When your brain switches over to a profit-based frame of reference, the important number is not what you sell an item for but what sort of margin in has -- how much money it contributes to pay the bills after you sell it.
Here are some simple illustrations that I use in some of my seminars:
1. Would you rather have a 25% food cost or a 50% food cost? Let's say you have two items on the menu -- an enchilada that sells for $8 and costs $2 to put on the plate (25% food cost) and an $18 steak that costs $9 to plate (50% food cost). People are only going to order one entree, right? When they choose the enchilada you have $6 left to pay the bills. When they choose the steak you have $9 to play with. Get it? In this example you would make more money at a 50% food cost.
2. Times are tough. What do you do if steak isn't selling well?
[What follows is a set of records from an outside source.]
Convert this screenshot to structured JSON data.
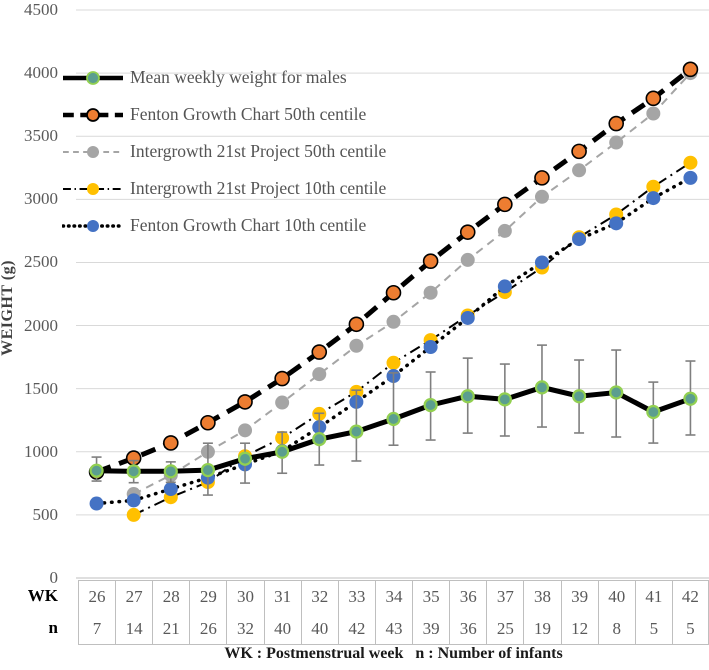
{
  "figure": {
    "ylabel": "WEIGHT (g)",
    "footnote": "WK : Postmenstrual week   n : Number of infants"
  },
  "chart_data": {
    "type": "line",
    "title": "",
    "xlabel": "WK : Postmenstrual week",
    "ylabel": "WEIGHT (g)",
    "ylim": [
      0,
      4500
    ],
    "ytick_step": 500,
    "grid": "horizontal",
    "legend_position": "top-left-inside",
    "gridline_color": "#D9D9D9",
    "axis_line_color": "#BFBFBF",
    "error_bar_color": "#7F7F7F",
    "text_color": "#595959",
    "x_weeks": [
      26,
      27,
      28,
      29,
      30,
      31,
      32,
      33,
      34,
      35,
      36,
      37,
      38,
      39,
      40,
      41,
      42
    ],
    "series": [
      {
        "name": "Mean weekly weight for males",
        "style": "mean",
        "line_color": "#000000",
        "marker_color": "#5B9E8F",
        "marker_ring": "#92D050",
        "values": [
          850,
          845,
          845,
          855,
          945,
          1000,
          1100,
          1160,
          1260,
          1370,
          1440,
          1415,
          1510,
          1440,
          1470,
          1315,
          1420
        ],
        "error_low": [
          768,
          755,
          758,
          657,
          752,
          830,
          895,
          927,
          1052,
          1093,
          1148,
          1125,
          1196,
          1149,
          1117,
          1069,
          1133
        ],
        "error_high": [
          958,
          930,
          920,
          1068,
          1068,
          1156,
          1305,
          1488,
          1625,
          1632,
          1742,
          1695,
          1845,
          1727,
          1806,
          1552,
          1719
        ]
      },
      {
        "name": "Fenton Growth Chart 50th centile",
        "style": "heavy",
        "line_color": "#000000",
        "marker_color": "#ED7D31",
        "marker_ring": "#000000",
        "values": [
          840,
          950,
          1070,
          1230,
          1395,
          1580,
          1790,
          2010,
          2260,
          2510,
          2740,
          2960,
          3170,
          3380,
          3600,
          3800,
          4030
        ]
      },
      {
        "name": "Intergrowth 21st Project 50th centile",
        "style": "dash",
        "line_color": "#A5A5A5",
        "marker_color": "#A5A5A5",
        "marker_ring": null,
        "values": [
          null,
          665,
          815,
          1000,
          1170,
          1390,
          1615,
          1840,
          2030,
          2260,
          2520,
          2750,
          3020,
          3230,
          3450,
          3680,
          4000
        ]
      },
      {
        "name": "Intergrowth 21st Project 10th centile",
        "style": "dashdot",
        "line_color": "#000000",
        "marker_color": "#FFC000",
        "marker_ring": null,
        "values": [
          null,
          500,
          640,
          760,
          965,
          1110,
          1300,
          1475,
          1705,
          1885,
          2080,
          2265,
          2460,
          2700,
          2880,
          3100,
          3290
        ]
      },
      {
        "name": "Fenton Growth Chart 10th centile",
        "style": "dot",
        "line_color": "#000000",
        "marker_color": "#4472C4",
        "marker_ring": null,
        "values": [
          590,
          615,
          705,
          795,
          900,
          1005,
          1195,
          1395,
          1600,
          1830,
          2060,
          2310,
          2500,
          2685,
          2810,
          3010,
          3170
        ]
      }
    ],
    "table": {
      "row_labels": [
        "WK",
        "n"
      ],
      "weeks": [
        26,
        27,
        28,
        29,
        30,
        31,
        32,
        33,
        34,
        35,
        36,
        37,
        38,
        39,
        40,
        41,
        42
      ],
      "n": [
        7,
        14,
        21,
        26,
        32,
        40,
        40,
        42,
        43,
        39,
        36,
        25,
        19,
        12,
        8,
        5,
        5
      ]
    }
  }
}
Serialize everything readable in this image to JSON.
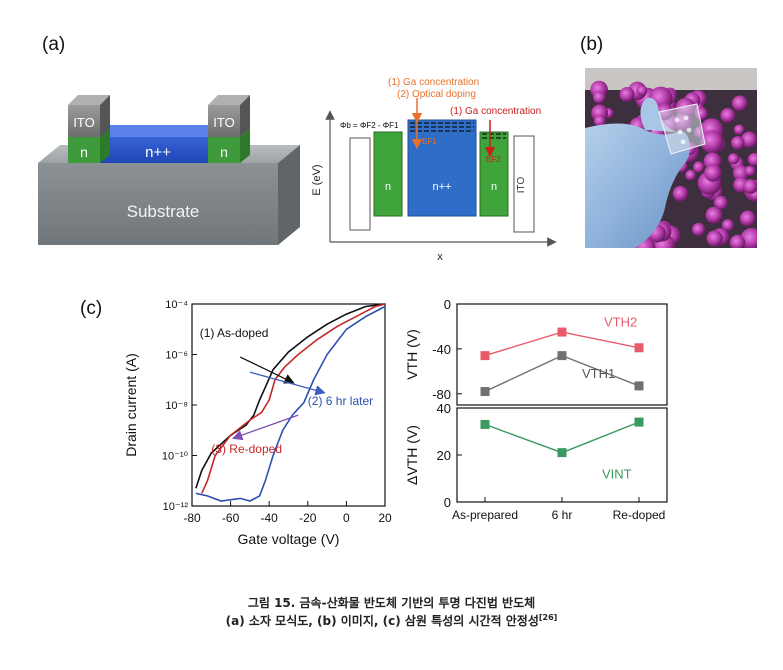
{
  "labels": {
    "a": "(a)",
    "b": "(b)",
    "c": "(c)"
  },
  "device": {
    "ito_left": "ITO",
    "ito_right": "ITO",
    "n_left": "n",
    "n_right": "n",
    "npp": "n++",
    "substrate": "Substrate"
  },
  "band": {
    "y_label": "E (eV)",
    "x_label": "x",
    "ann1": "(1) Ga concentration",
    "ann2": "(2) Optical doping",
    "ann3": "(1) Ga concentration",
    "phi": "Φb = ΦF2 - ΦF1",
    "ef1": "EF1",
    "ef2": "EF2",
    "n_left": "n",
    "npp": "n++",
    "n_right": "n",
    "ito": "ITO",
    "colors": {
      "orange": "#e8702a",
      "red": "#c8201c",
      "blue": "#2f6ec8",
      "green": "#3fa53a"
    }
  },
  "chart_data": [
    {
      "type": "line",
      "xlabel": "Gate voltage (V)",
      "ylabel": "Drain current (A)",
      "xlim": [
        -80,
        20
      ],
      "ylim_log10": [
        -12,
        -4
      ],
      "x_ticks": [
        "-80",
        "-60",
        "-40",
        "-20",
        "0",
        "20"
      ],
      "y_ticks": [
        "10⁻⁴",
        "10⁻⁶",
        "10⁻⁸",
        "10⁻¹⁰",
        "10⁻¹²"
      ],
      "series": [
        {
          "name": "(1) As-doped",
          "color": "#111111",
          "x": [
            -78,
            -75,
            -70,
            -60,
            -52,
            -48,
            -45,
            -42,
            -38,
            -30,
            -20,
            -10,
            0,
            10,
            20
          ],
          "log10_y": [
            -11.3,
            -10.6,
            -9.9,
            -9.2,
            -8.8,
            -8.4,
            -7.8,
            -7.3,
            -6.6,
            -5.9,
            -5.3,
            -4.8,
            -4.4,
            -4.1,
            -4.0
          ]
        },
        {
          "name": "(2) 6 hr later",
          "color": "#2a4fb0",
          "x": [
            -78,
            -72,
            -65,
            -55,
            -50,
            -45,
            -42,
            -38,
            -33,
            -28,
            -22,
            -17,
            -10,
            0,
            10,
            20
          ],
          "log10_y": [
            -11.5,
            -11.6,
            -11.8,
            -11.7,
            -11.8,
            -11.6,
            -11.0,
            -10.0,
            -9.0,
            -8.4,
            -7.9,
            -7.0,
            -6.0,
            -5.0,
            -4.5,
            -4.1
          ]
        },
        {
          "name": "(3) Re-doped",
          "color": "#c62828",
          "x": [
            -75,
            -72,
            -68,
            -60,
            -50,
            -44,
            -40,
            -37,
            -32,
            -25,
            -15,
            -5,
            5,
            15,
            20
          ],
          "log10_y": [
            -11.5,
            -11.0,
            -10.0,
            -9.2,
            -8.6,
            -8.3,
            -7.8,
            -7.0,
            -6.5,
            -6.0,
            -5.4,
            -4.9,
            -4.5,
            -4.1,
            -4.0
          ]
        }
      ],
      "annotations": [
        "(1) As-doped",
        "(2) 6 hr later",
        "(3) Re-doped"
      ]
    },
    {
      "type": "line",
      "categories": [
        "As-prepared",
        "6 hr",
        "Re-doped"
      ],
      "ylabel": "VTH (V)",
      "ylim": [
        -90,
        0
      ],
      "y_ticks": [
        "0",
        "-40",
        "-80"
      ],
      "series": [
        {
          "name": "VTH2",
          "color": "#e85a6a",
          "values": [
            -46,
            -25,
            -39
          ]
        },
        {
          "name": "VTH1",
          "color": "#707070",
          "values": [
            -78,
            -46,
            -73
          ]
        }
      ]
    },
    {
      "type": "line",
      "categories": [
        "As-prepared",
        "6 hr",
        "Re-doped"
      ],
      "ylabel": "ΔVTH (V)",
      "ylim": [
        0,
        40
      ],
      "y_ticks": [
        "40",
        "20",
        "0"
      ],
      "series": [
        {
          "name": "VINT",
          "color": "#3a9a60",
          "values": [
            33,
            21,
            34
          ]
        }
      ]
    }
  ],
  "caption": {
    "line1": "그림 15. 금속-산화물 반도체 기반의 투명 다진법 반도체",
    "line2": "(a) 소자 모식도, (b) 이미지, (c) 삼원 특성의 시간적 안정성",
    "ref": "[26]"
  }
}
Let's say you took the enchilada, put 50% more "stuff" on the plate (for a total of $3 in product cost) and created something called a "Fiesta Combo" that you could sell for $12. The item has the same $9 margin that you enjoyed with the steak but you have dropped the price point from $18 to $12.
You don't pay bills with percentages. When you think in terms of margin you will focus on what an item makes rather than what it sells for. This will allow you maintain the integrity of your pricing structure because you won't have to use coupons and discounts when guests to want to spend less during tough times.
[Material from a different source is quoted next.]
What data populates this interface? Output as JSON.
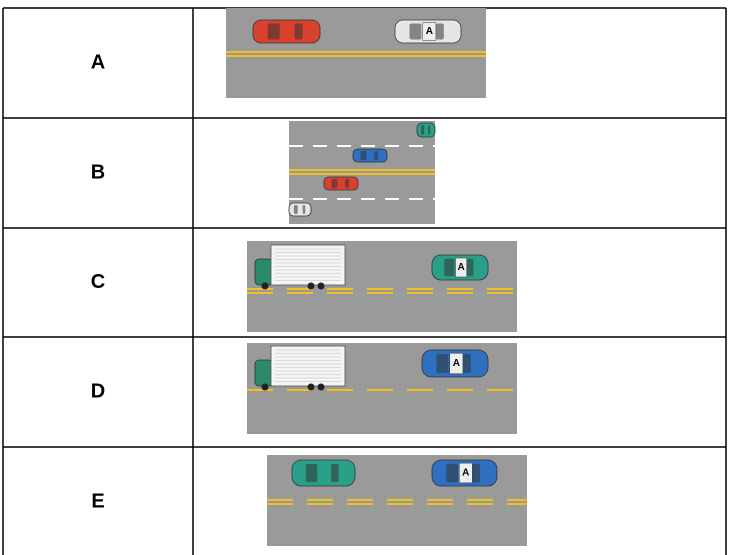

Instead, you can offer lower-priced items (compatible with your market position, of course) that may be nearly as profitable as your more costly choices. If you get the margin, who cares what it sells for?
Yes, it is wise to allow guests to spend less just as it is wise to give them the opportunity to spend more ... but savvy operators will make money no matter what path the guest chooses. It just takes a little more work to craft a menu that will provide this flexibility and still keep you positioned where you want to be in the market.